Pressemitteilung, 29.06.2009
Befreiender Tabubruch
Theater-Ensemble ebenDIE führt „Das Fest“ auf

Zu seinem 60. Geburtstag hat der Patriarch und Unternehmer Helge Klingenfeldt-Hansen seine Familie und Freunde eingeladen. Obwohl seine älteste Tochter Linda erst vor wenigen Monaten Selbstmord begangen hat, möchte er feiern. Auch die drei verbliebenen Kinder von Helge und seiner Frau Else treffen ein: Christian, der Zwillingsbruder von Linda, betreibt ein Restaurant in Paris, lebt aber allein. Helene, die ständig neue Liebschaften hat, studiert Anthropologie. Der Sohn Michael ist das einzige Kind mit einer eigenen Familie. Er betreibt eine Bar im Hafenviertel. Auch seine Frau Mette ist mit angereist.

In seiner „Festrede“ klagt Christian den Vater des sexuellen Missbrauchs an ihm und seiner Zwillingsschwester Linda an. Seine Anschuldigungen schockieren die Festgesellschaft, dennoch feiert sie zunächst weiter, als sei nichts geschehen. Doch das ändert sich.

Thomas Vinterberg drehte 1997 den Film „Das Fest“ und entwickelte anschließend aus dem Drehbuch eine Bühnenfassung. Im Jahr 2000 wurde das Fest erstmals in Deutschland aufgeführt – in Dortmund und in Dresden. Vinterberg eröffnet in dem Stück ein Familiengeheimnis, eine große Lebenslüge.
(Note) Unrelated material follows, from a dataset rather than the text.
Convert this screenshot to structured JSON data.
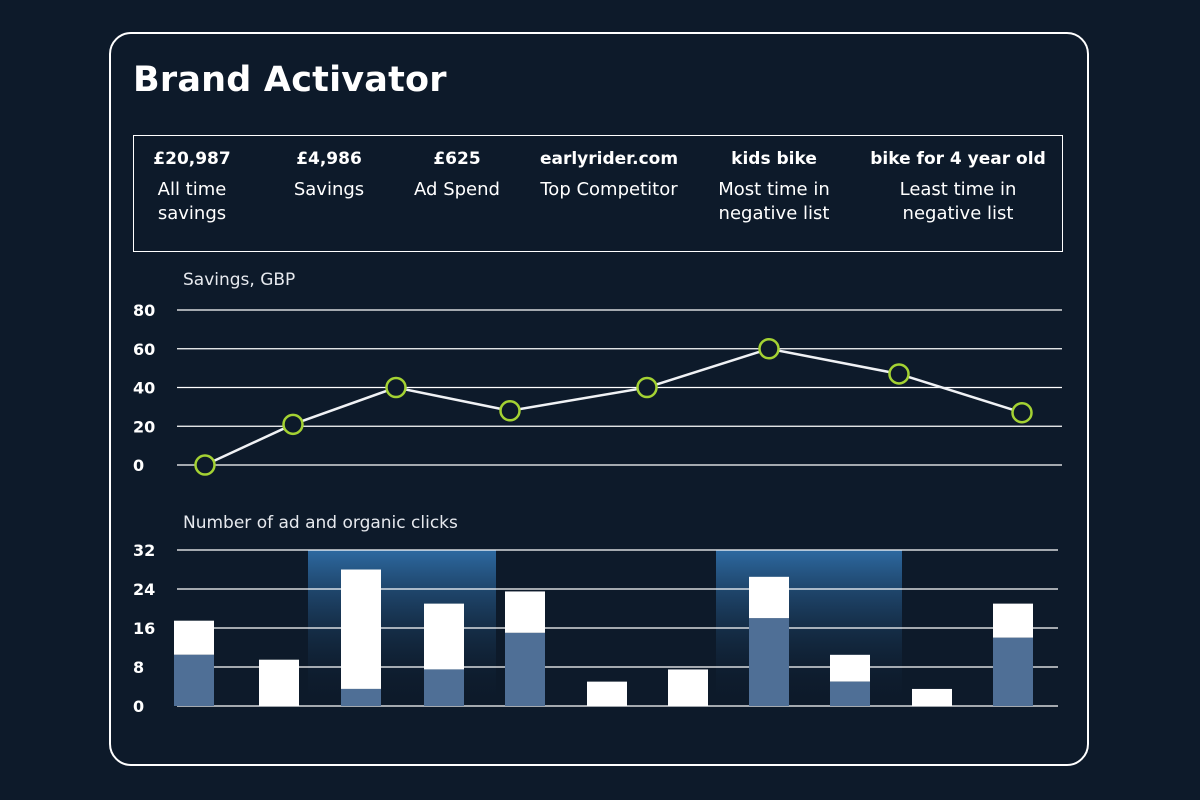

Lange wahrt die Familie den Schein und wehrt sich mit Ritualen, Ignoranz, Lügen und Schweigen gegen die furchtbare Wahrheit. Vinterberg zeigt jedoch unerbittlich, was die Menschen voreinander verbergen wollen.

Die Figuren entziehen sich einer einfachen schwarz-weiß Beurteilung. Obwohl der Vater (Bernd Poßner) weder Schuld noch Scham zu kennen scheint, entpuppt er sich nicht als Monster, sondern er bleibt ein wehrloser, kranker Patriarch, der allerdings die von ihm vergewaltigten Kindern als „wertlos“ bezeichnet. Sein Sohn Michael (Hassan Aftabruyan) ist nicht einfach nur ein cholerischer Alkoholiker, sondern ein um Anerkennung buhlender sozial gestörter Mensch. Und Christian selbst (Michael Grünewald) legt eine Ruhe an den Tag, die seine Stimmung aus Verzweiflung und Zerrissenheit, aus Auflehnung und Aufschrei immer wieder aufblitzen lässt.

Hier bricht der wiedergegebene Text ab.